Anche se i tatuaggi non sono vietati da nessuna legge è un dato abbastanza noto che rispetto a questo abbellimento estetico vigano numerosi pregiudizi, soprattutto nel mondo del lavoro. Quindi ci sono numerosi studi sull’argomento che rilevano che la presenza di tatuaggi vistosi e fuori dai canoni della “normalità” comportino un minor tasso si assunzione.

L’aspetto esteriore conta per l’assunzione

Dopotutto si sa che presentarsi in abiti formali e con un aspetto curato sia spesso un buon biglietto da visita per convincere l’esaminatore al colloquio. Quindi i lavori per i quali la presenza di tatuaggi potrebbe essere una discriminante sono quelli che riguardano le forze dell’ordine, la sanità e persino il campo di hostess e promoter.

Nel nostro Paese è vietato discriminare una persona per i tatuaggi e, dunque, questo non dovrebbe accadere. Chiaramente qualora dovessero verificarsi discriminazioni in tal senso è diritto del lavoratore portare la questione dinanzi ad un giudice.

Diverso è il caso della mancata assunzione per la quale l’azienda potrebbe mettere sul piatto le policy interne e il decoro dei dipendenti per una questione di immagine e di brand. Lo stesso vale per le discriminazioni implicite, motivate con altre “scuse” come la mancata adeguatezza del candidato nei confronti del ruolo vacante.

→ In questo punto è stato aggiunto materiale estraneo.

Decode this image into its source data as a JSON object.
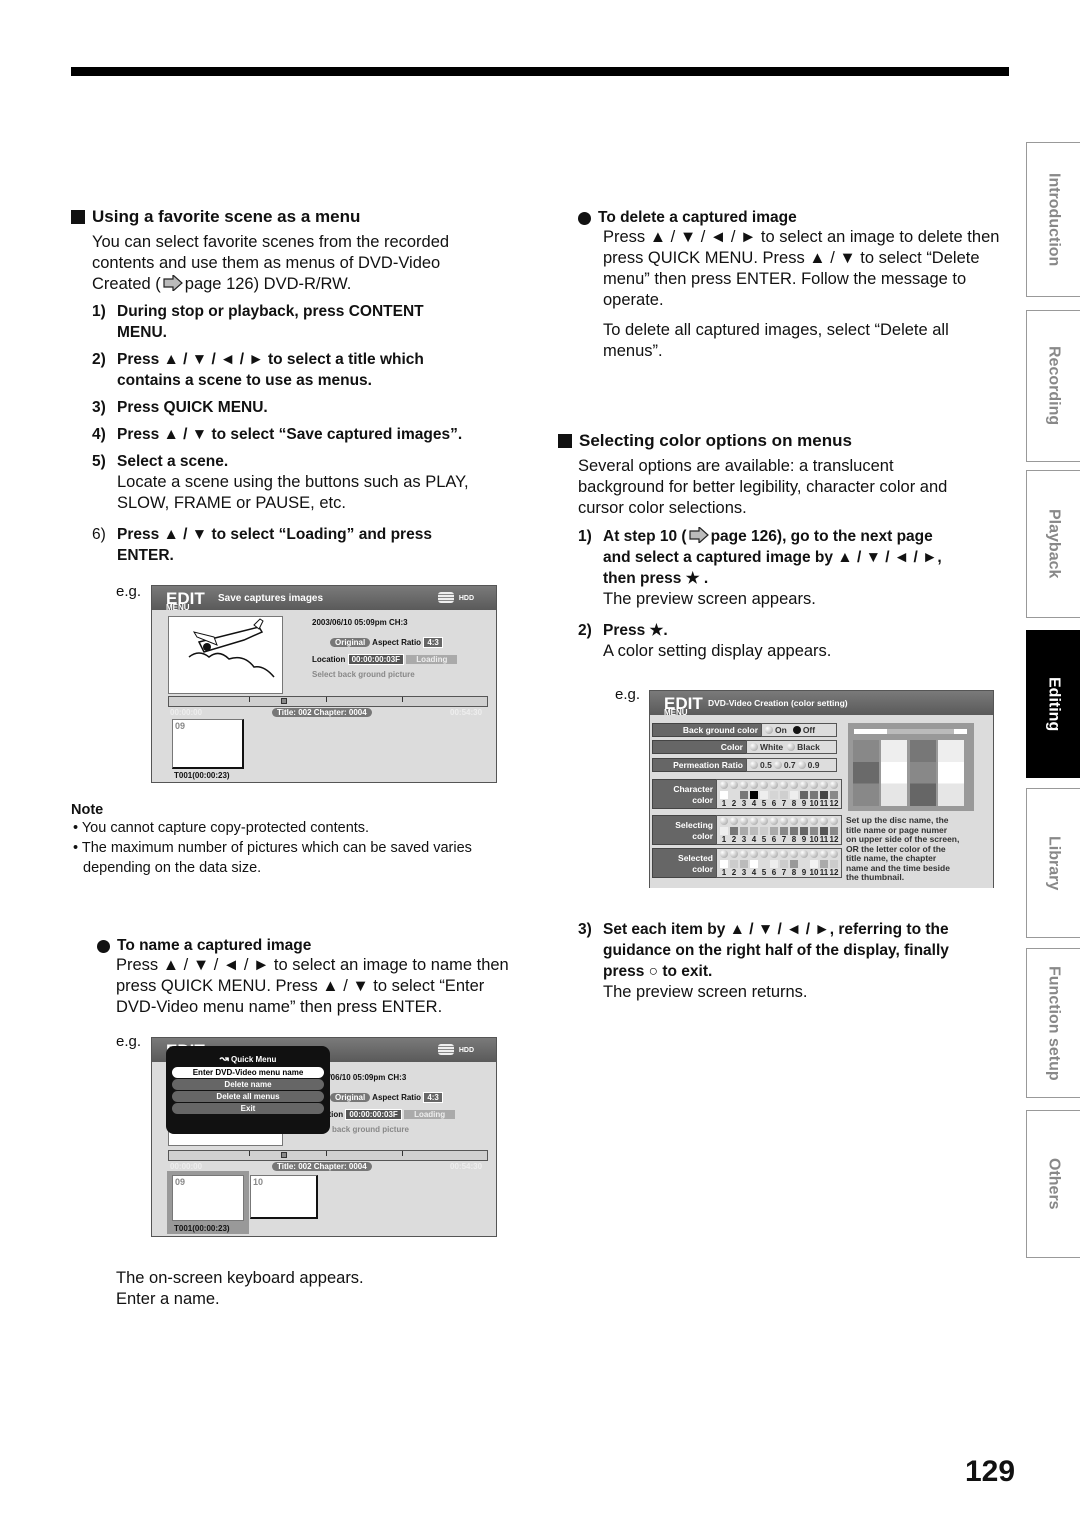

Quando l’azienda ha ragione?

Ai fini di questa breve riflessione ci preme ricordare che non è il tatuaggio o l’abito a determinare le qualità di un dipendente. Tuttavia questi possono influire anche pesantemente sulla carriera degli individui. C’è da sperare che le aziende riescano a superare certe resistenze e a scrollarsi di dosso i pregiudizi verso l’aspetto fisico che riguardano anche altre qualità estetiche.

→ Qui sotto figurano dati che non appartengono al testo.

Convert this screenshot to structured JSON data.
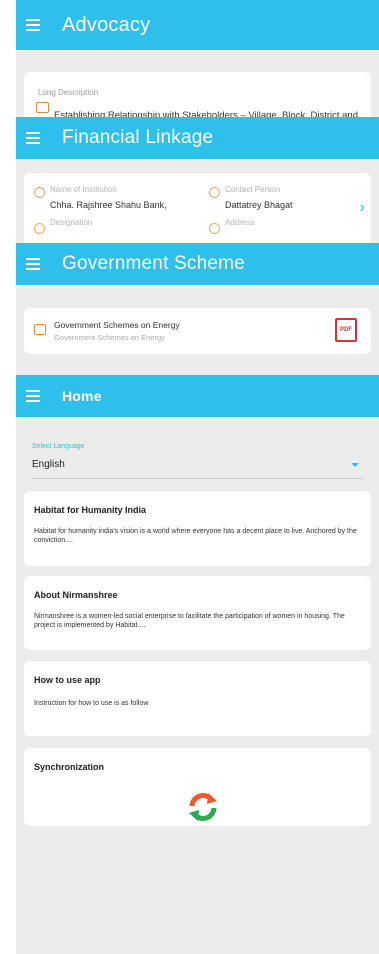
{
  "advocacy": {
    "title": "Advocacy",
    "label": "Long Description",
    "value": "Establishing Relationship with Stakeholders – Village, Block, District and"
  },
  "financial": {
    "title": "Financial Linkage",
    "institution_label": "Name of Institution",
    "institution_value": "Chha. Rajshree Shahu Bank,",
    "contact_label": "Contact Person",
    "contact_value": "Dattatrey Bhagat",
    "designation_label": "Designation",
    "address_label": "Address"
  },
  "government": {
    "title": "Government Scheme",
    "item_title": "Government Schemes on Energy",
    "item_subtitle": "Government Schemes on Energy"
  },
  "home": {
    "title": "Home",
    "language_label": "Select Language",
    "language_value": "English",
    "cards": [
      {
        "title": "Habitat for Humanity India",
        "body": "Habitat for humanity india's vision is a world where everyone has a decent place to live. Anchored by the conviction...."
      },
      {
        "title": "About Nirmanshree",
        "body": "Nirmanshree is a women-led social enterprise to facilitate the participation of women in housing. The project is implemented by Habitat...."
      },
      {
        "title": "How to use app",
        "body": "Instruction for how to use is as follow"
      },
      {
        "title": "Synchronization"
      }
    ]
  },
  "colors": {
    "app_bar": "#2ec0ea",
    "accent_orange": "#e58a3c",
    "pdf_red": "#d9303b",
    "sync_orange": "#ef5a2a",
    "sync_green": "#2fa84f"
  },
  "icons": [
    "menu-icon",
    "document-icon",
    "bank-icon",
    "phone-icon",
    "chevron-right-icon",
    "pdf-icon",
    "dropdown-caret-icon",
    "sync-icon"
  ]
}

Difatti le donne di aspetto avvenente sono spesso avvantaggiate in carriera così come gli uomini. Il tatuaggio così come un taglio di capelli diverso dai canonici o un particolare modo di vestire non sono qualità intellettuali e non dovrebbero essere motivo di discriminazione.

L’unica nota a favore rispetto a questo argomento riguarda l’attinenza dell’individuo verso i valori aziendali che, talvolta, potrebbero essere in contrasto. Ebbene questo potrebbe essere un motivo di mancata assunzione dal momento che l’azienda deve essere libera di prediligere candidati che sposino la propria filosofia. Tu cosa ne pensi?